Leeds Clean Air Zone 'to be significantly postponed', council announces
A Clean Air Zone which was set to be introduced to Leeds has been "significantly postponed".
The Clean Air Zone was due to come into force in January 2020.
The clean air charging zone would see high-emission HGVs and buses being charged £50 a day, while taxis and private hire vehicles registered in the city would pay £50 a week.
The new charge was due to be monitored using an ANPR camera which automatically recognises vehicle registration plates.
To be exempt from the charge, vehicles would have to comply with latest Euro 6 standards, which significantly reduce emissions from diesel engines – cutting some pollutants by 96 per cent compared to the 1992 limits, according to the AA.
-> How the Leeds Clean Air Zone will work and who has to pay the chargeHowever, the decision to delay the zone has been made by Leeds Council due to 'a government delay in delivering digital systems required to make the zones operational and enforceable'.
The vehicle checker will now not be ready until December - a two month delay on the expected October delivery.
It is not known how long the delay will be at this stage.
A statement released on behalf of Leeds and Birmingham Council said: "Both Birmingham City Council and Leeds City Council had been on track to implement Clean Air Zones on the basis that a vehicle checker tool, which is being delivered by the government’s Joint Air Quality Unit (JAQU), would be ready by October 2019 as planned.
"However JAQU (a joint unit between DfT and DEFRA) has now confirmed that the vehicle checker will not be available until at least December 2019 - leaving just weeks before the zones were due to come into force in January 2020.
"Additionally, the government is now expecting local authorities to deliver a system for collecting payments from non-compliant vehicles which enter the Clean Air Zone - having previously said that it would deliver this.
"The original plans for Clean Air Zones in Birmingham and Leeds came after the government identified that parts of each city would likely fail legal air quality levels by 2020 and instructed both local authorities to tackle air pollution as soon as possible.
"Air pollution has been identified by Public Health England as the largest environmental risk to public health in the UK. Evidence shows that it can cause or worsen a range of lung and heart conditions including asthma, chronic bronchitis, chronic heart disease and stroke."

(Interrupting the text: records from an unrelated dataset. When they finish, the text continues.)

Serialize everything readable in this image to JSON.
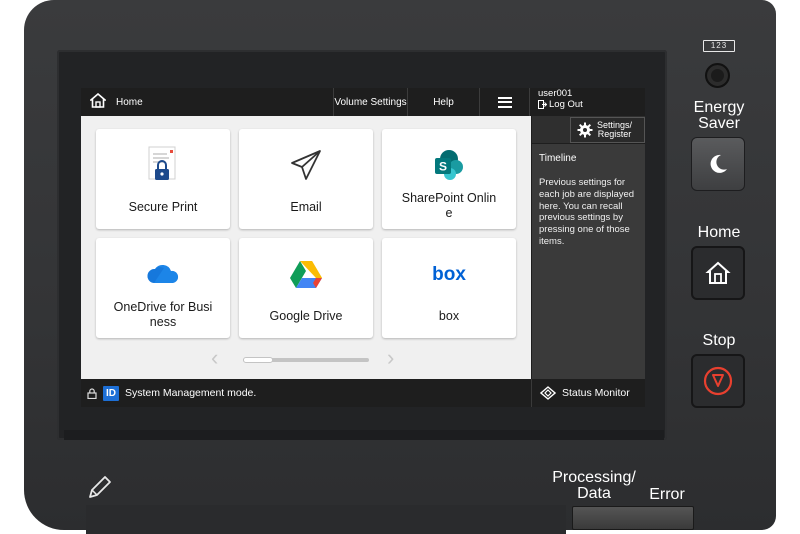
{
  "topbar": {
    "home_label": "Home",
    "volume_label": "Volume Settings",
    "help_label": "Help",
    "user_name": "user001",
    "logout_label": "Log Out"
  },
  "tiles": [
    {
      "label": "Secure Print",
      "icon": "secure-print-icon"
    },
    {
      "label": "Email",
      "icon": "email-icon"
    },
    {
      "label": "SharePoint Onlin\ne",
      "icon": "sharepoint-icon"
    },
    {
      "label": "OneDrive for Busi\nness",
      "icon": "onedrive-icon"
    },
    {
      "label": "Google Drive",
      "icon": "google-drive-icon"
    },
    {
      "label": "box",
      "icon": "box-icon"
    }
  ],
  "side_panel": {
    "settings_label_1": "Settings/",
    "settings_label_2": "Register",
    "timeline_title": "Timeline",
    "timeline_text": "Previous settings for each job are displayed here. You can recall previous settings by pressing one of those items."
  },
  "statusbar": {
    "mode_badge": "ID",
    "mode_text": "System Management mode.",
    "status_monitor_label": "Status Monitor"
  },
  "hardware": {
    "counter_label": "123",
    "energy_saver_1": "Energy",
    "energy_saver_2": "Saver",
    "home_label": "Home",
    "stop_label": "Stop",
    "processing_1": "Processing/",
    "processing_2": "Data",
    "error_label": "Error"
  },
  "colors": {
    "stop_red": "#e8402f",
    "id_blue": "#1d6fd6",
    "sharepoint_teal": "#0b7a75",
    "onedrive_blue": "#1c85e8",
    "box_blue": "#0061d5"
  }
}
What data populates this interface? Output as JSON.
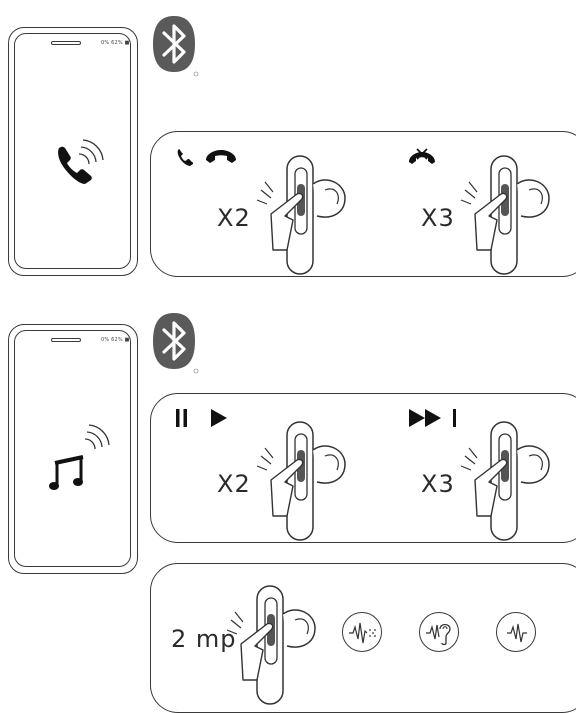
{
  "phone_status": "0% 62% ■",
  "sections": {
    "call": {
      "icon": "phone-call-icon",
      "double_tap": {
        "actions": [
          "answer-call-icon",
          "hang-up-icon"
        ],
        "count": "X2"
      },
      "triple_tap": {
        "actions": [
          "reject-call-icon"
        ],
        "count": "X3"
      }
    },
    "music": {
      "icon": "music-note-icon",
      "double_tap": {
        "actions": [
          "pause-icon",
          "play-icon"
        ],
        "count": "X2"
      },
      "triple_tap": {
        "actions": [
          "next-track-icon"
        ],
        "count": "X3"
      }
    },
    "noise_modes": {
      "hold_label": "2 mp",
      "modes": [
        "noise-cancel-icon",
        "transparency-icon",
        "off-icon"
      ]
    }
  },
  "colors": {
    "line": "#3a3a3a",
    "bluetooth_badge": "#5a5a5a"
  }
}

Reacting to the delay, Councillor James Lewis, Deputy Leader for Leeds City Council, said it was "extremely dissapointing" to delay the introduction due to the government's failure to 'meet its own commitments".
He added: "Leeds City Council has worked incredibly hard to make sure that the Clean Air Zone would be delivered on time, successfully meeting a number of challenging deadlines set by the government. Many local businesses have similarly invested both time and money into ensuring their own preparedness for January.

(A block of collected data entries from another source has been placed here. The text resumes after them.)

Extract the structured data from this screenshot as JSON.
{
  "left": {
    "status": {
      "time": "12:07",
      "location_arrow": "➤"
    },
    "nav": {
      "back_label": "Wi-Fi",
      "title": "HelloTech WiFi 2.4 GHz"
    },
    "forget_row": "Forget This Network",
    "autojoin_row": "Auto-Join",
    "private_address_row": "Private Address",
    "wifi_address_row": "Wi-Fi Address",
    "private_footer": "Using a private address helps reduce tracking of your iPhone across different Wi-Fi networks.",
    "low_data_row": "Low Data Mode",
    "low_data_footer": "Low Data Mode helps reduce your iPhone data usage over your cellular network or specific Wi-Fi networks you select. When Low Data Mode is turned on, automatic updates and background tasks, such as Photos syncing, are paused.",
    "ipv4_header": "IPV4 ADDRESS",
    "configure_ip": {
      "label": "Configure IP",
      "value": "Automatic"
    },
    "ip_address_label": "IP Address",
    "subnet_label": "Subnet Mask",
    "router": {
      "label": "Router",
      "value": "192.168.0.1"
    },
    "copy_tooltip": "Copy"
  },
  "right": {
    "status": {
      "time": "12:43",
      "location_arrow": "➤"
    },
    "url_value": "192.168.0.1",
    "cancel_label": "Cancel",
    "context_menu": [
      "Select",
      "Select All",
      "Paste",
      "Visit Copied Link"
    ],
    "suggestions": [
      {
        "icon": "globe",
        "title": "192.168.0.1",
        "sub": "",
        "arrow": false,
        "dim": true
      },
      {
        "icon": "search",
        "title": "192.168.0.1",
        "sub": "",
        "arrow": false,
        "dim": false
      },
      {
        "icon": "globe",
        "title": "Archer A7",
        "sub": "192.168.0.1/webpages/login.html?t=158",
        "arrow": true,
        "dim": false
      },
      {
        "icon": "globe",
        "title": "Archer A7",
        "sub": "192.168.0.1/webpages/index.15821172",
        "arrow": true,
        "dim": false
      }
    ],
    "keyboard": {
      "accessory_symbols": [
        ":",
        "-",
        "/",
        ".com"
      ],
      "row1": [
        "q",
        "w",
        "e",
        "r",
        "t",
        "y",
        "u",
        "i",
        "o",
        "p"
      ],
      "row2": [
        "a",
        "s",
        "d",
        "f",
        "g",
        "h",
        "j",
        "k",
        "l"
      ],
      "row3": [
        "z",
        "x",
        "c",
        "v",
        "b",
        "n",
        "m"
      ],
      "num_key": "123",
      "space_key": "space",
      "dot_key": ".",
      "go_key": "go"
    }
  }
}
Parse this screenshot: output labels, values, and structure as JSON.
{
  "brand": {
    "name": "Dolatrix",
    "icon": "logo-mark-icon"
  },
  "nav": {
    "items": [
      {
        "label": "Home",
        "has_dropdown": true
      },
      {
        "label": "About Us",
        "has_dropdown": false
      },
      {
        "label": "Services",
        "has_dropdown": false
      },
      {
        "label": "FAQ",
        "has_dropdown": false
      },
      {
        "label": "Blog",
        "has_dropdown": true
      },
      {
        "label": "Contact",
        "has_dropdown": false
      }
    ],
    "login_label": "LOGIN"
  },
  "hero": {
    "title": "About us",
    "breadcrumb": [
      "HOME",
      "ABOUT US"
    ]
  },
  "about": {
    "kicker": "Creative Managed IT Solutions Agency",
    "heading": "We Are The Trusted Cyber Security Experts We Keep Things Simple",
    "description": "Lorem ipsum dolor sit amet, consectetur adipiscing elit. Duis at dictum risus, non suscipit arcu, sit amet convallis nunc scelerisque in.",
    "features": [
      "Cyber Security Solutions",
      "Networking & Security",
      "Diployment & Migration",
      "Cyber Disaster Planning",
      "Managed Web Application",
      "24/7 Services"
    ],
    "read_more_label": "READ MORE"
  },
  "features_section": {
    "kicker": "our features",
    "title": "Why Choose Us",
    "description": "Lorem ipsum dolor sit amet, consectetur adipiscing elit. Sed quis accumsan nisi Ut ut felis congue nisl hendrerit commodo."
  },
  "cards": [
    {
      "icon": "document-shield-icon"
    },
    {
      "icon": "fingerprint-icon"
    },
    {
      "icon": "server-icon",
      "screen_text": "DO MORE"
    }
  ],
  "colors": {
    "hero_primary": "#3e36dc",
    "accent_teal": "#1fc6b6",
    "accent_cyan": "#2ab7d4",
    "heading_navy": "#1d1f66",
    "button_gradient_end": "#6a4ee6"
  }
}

"Like most residents in Leeds, the council believes that tackling air pollution to protect the health of everyone in our city is an important priority. Therefore we will continue to do everything possible to mitigate this delay to the best of our own ability and by continuing to work closely with the government.

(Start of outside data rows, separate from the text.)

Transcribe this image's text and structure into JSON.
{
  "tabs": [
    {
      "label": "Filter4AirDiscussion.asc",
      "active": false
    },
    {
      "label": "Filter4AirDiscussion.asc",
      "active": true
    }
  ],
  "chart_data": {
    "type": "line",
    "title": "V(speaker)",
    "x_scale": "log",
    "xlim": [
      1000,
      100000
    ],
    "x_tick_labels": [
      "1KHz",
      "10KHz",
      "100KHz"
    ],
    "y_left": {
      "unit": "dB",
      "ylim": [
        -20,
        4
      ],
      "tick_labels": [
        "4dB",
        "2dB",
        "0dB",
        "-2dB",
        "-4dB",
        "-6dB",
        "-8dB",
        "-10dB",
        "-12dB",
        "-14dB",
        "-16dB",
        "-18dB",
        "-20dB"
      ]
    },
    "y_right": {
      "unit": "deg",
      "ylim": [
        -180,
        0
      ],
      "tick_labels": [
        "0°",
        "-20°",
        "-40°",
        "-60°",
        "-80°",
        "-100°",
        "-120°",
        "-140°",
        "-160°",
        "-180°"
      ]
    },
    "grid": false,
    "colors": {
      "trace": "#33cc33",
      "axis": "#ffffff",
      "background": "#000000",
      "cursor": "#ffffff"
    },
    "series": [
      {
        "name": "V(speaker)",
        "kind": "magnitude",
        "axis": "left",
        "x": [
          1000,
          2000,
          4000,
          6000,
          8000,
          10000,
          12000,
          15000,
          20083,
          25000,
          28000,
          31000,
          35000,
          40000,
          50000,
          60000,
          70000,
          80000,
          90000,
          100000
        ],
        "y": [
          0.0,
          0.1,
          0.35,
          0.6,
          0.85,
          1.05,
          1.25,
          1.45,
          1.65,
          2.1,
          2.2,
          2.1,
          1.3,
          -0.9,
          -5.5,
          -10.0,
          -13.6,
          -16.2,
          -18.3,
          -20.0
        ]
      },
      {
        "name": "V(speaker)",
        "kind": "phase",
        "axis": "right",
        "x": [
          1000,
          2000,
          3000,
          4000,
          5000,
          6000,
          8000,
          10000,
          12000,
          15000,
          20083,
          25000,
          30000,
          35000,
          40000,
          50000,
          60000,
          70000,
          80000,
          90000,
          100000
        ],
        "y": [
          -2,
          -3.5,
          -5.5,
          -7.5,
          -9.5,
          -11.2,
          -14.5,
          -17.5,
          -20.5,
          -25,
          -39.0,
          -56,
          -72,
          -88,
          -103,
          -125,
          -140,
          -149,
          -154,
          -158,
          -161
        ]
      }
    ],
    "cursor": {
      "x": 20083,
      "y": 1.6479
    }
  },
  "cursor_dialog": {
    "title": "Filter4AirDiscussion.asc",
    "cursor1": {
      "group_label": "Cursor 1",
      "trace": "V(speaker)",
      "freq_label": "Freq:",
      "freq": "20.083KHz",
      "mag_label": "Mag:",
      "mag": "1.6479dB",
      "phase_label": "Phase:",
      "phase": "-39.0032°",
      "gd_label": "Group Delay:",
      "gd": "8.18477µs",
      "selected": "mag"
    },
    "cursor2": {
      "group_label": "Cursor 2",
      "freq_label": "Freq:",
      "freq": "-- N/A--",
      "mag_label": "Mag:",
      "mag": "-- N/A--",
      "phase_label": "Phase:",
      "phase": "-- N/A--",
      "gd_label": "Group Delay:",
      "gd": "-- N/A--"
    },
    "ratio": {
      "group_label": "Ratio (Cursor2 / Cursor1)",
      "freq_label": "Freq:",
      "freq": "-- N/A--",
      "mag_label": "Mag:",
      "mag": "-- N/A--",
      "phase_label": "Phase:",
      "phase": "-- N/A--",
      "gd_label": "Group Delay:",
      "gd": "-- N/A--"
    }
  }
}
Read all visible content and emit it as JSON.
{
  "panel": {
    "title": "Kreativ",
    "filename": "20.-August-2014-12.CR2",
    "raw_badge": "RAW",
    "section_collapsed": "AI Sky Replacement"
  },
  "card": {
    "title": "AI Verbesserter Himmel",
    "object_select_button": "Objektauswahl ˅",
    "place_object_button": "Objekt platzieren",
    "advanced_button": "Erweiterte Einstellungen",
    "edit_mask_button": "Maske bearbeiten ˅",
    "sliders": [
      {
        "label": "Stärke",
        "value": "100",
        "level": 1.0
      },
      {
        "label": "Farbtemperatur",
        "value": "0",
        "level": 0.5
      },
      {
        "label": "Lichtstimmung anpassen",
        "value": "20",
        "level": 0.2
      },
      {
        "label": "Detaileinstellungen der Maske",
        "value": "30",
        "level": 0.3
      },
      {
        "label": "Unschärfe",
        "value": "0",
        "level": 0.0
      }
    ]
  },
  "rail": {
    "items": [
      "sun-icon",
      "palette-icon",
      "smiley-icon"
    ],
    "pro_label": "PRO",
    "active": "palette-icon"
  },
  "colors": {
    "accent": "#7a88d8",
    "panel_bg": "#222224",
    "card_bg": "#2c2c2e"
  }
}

"Despite this delay we will continue to financially support owners of affected vehicles switching to less polluting models that will not be charged, as doing so is the best way to improve air quality prior to the charging zone’s introduction. As planned, we will also begin to install the camera infrastructure required for the zone within the next few weeks.
"The government now needs to outline new timescales that they are confident can be delivered in order to give residents and businesses across the country clarity and certainty about the future of these schemes."